L’interesse nasce – oltre che dalla considerazione, scontata, per la quale la durata di qualsivoglia procedimento finisce, specie negli ambiti “sensibili”, con il condizionare, fino a neutralizzarla, l’effettività della risposta di giustizia, ovvero, al contrario, a stravolgerne il senso e la funzione – dalla poliedricità ed eterogeneità delle interazioni che, nel panorama italiano ed internazionale, connettono il naturale divenire e l’esercizio della giurisdizione; senza dimenticare, d’altro canto, che lo scorrere degli anni può far sorgere e consolidare, invece che estinguere, situazioni giuridiche della cui salvaguardia occorre discutere.

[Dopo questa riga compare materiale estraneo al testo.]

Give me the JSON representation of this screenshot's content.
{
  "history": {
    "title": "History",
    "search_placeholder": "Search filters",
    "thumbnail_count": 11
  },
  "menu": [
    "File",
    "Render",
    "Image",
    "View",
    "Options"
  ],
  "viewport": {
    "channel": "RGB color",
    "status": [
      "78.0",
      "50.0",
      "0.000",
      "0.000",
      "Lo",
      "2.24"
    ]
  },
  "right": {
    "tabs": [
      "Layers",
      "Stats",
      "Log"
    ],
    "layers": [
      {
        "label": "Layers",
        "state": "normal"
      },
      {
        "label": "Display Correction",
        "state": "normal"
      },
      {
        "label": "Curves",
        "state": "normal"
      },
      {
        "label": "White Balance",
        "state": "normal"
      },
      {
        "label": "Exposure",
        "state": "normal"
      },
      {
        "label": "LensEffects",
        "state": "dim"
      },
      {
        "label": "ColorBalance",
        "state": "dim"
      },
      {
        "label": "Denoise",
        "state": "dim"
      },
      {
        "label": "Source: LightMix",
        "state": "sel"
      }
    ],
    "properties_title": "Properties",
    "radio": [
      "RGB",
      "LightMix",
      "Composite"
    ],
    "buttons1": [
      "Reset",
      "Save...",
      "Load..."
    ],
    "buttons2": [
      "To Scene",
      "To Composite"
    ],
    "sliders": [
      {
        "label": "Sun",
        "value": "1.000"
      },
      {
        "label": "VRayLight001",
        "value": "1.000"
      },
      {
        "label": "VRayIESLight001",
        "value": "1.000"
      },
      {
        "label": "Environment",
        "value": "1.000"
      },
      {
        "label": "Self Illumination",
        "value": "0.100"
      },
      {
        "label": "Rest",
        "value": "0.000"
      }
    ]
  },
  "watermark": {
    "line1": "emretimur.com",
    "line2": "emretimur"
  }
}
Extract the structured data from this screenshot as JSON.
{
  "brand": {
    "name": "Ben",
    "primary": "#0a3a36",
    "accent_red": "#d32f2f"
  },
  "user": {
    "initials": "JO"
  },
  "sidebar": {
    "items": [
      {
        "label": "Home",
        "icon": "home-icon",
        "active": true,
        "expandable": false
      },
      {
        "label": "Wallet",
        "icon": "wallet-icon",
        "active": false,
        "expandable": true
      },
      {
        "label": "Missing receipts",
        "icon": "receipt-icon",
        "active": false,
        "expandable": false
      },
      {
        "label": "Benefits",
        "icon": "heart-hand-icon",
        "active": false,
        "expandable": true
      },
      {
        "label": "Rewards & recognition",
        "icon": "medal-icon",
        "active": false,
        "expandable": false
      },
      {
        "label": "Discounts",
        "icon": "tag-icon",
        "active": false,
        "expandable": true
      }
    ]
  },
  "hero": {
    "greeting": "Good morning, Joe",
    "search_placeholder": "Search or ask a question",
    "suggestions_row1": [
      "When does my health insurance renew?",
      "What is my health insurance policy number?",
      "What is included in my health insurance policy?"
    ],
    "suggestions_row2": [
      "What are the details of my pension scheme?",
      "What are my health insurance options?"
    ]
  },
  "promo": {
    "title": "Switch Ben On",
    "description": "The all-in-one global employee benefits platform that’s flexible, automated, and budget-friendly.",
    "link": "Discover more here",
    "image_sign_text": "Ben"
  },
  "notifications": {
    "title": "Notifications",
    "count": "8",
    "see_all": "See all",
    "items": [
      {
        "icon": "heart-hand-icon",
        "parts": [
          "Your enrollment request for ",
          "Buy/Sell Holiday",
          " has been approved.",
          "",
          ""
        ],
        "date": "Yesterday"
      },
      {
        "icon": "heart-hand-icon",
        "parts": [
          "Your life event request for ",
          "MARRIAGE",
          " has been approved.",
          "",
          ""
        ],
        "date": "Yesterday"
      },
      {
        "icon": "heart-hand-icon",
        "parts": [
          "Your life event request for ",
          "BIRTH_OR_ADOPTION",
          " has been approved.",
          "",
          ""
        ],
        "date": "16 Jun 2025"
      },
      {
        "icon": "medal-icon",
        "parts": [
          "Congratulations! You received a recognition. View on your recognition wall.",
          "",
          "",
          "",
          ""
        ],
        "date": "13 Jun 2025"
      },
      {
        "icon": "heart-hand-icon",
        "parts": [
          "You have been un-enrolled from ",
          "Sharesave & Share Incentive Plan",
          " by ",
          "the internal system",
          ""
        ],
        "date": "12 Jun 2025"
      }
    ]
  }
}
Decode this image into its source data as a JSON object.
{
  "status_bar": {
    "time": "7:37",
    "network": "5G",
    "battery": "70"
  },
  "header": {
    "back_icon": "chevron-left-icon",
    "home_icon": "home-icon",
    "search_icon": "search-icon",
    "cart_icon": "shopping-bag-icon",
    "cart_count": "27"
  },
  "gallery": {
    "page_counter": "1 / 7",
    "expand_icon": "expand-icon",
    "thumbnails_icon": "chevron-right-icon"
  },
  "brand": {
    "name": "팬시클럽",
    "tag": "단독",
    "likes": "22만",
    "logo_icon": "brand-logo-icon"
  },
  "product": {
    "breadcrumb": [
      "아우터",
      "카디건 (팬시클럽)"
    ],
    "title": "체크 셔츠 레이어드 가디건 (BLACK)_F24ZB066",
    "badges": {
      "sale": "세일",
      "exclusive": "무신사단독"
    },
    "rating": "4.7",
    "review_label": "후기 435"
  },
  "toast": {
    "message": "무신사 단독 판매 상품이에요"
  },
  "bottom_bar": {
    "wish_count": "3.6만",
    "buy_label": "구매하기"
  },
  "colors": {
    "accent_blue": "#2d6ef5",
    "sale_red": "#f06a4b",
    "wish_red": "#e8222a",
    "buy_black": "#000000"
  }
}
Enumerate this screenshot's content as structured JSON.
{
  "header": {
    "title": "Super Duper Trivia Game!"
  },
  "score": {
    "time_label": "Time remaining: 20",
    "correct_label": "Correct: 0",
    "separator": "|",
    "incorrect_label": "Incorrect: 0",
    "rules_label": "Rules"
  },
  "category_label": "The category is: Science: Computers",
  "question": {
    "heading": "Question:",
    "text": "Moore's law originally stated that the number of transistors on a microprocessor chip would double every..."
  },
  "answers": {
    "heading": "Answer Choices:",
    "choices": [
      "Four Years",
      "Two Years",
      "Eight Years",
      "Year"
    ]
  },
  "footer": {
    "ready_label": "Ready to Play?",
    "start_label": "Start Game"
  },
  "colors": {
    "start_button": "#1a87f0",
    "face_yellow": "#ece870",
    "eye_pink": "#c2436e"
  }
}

Se questo è il raggio di azione, non sorprenderà che la Rivista si sia, innanzitutto, interessata dell’istituto della prescrizione penale che, precludendo la definizione del procedimento con un accertamento sul merito della pretesa punitiva, certifica, in qualche misura, la sconfitta dell’ordinamento e che costituisce oggetto, immediato o riflesso, di alcuni dei contributi qui raccolti, a partire da quello di Paolo Ferrua, dedicato al principio della ragionevole durata del processo.
Ferrua, criticate le ricostruzioni dell’istituto consacrato nell’art. 111 Cost. che ne esaltano, in dichiarato ossequio alla sua matrice convenzionale, la dimensione soggettiva di diritto vantato dall’individuo nei confronti dei pubblici poteri, gli assegna un concorrente, e per certi versi preminente, ruolo di garanzia oggettiva di buon funzionamento della giustizia.
È al legislatore che, in questo contesto, spetta contemperare i valori, di rango costituzionale, che vengono in rilievo, senza cadere nella tentazione di sterilizzare, qualificandole come abusive, condotte finalizzate all’utilizzo, in chiave dilatoria, delle garanzie riconosciute alla difesa.
Un tema, quello del rapporto tra etica professionale e ragionevole durata del processo penale, che Ferrua analizza, dunque, dal coté di una impostazione accademica laica e liberale: ben più radicale è, invece, l’intervento di Cataldo Intrieri, convinto che l’adozione di un punto di vista meno inquinato da luoghi comuni e letture conformistiche conduca ad esiti sorprendenti in ordine alla lentezza del procedimento penale prima ancora che alla sue cause.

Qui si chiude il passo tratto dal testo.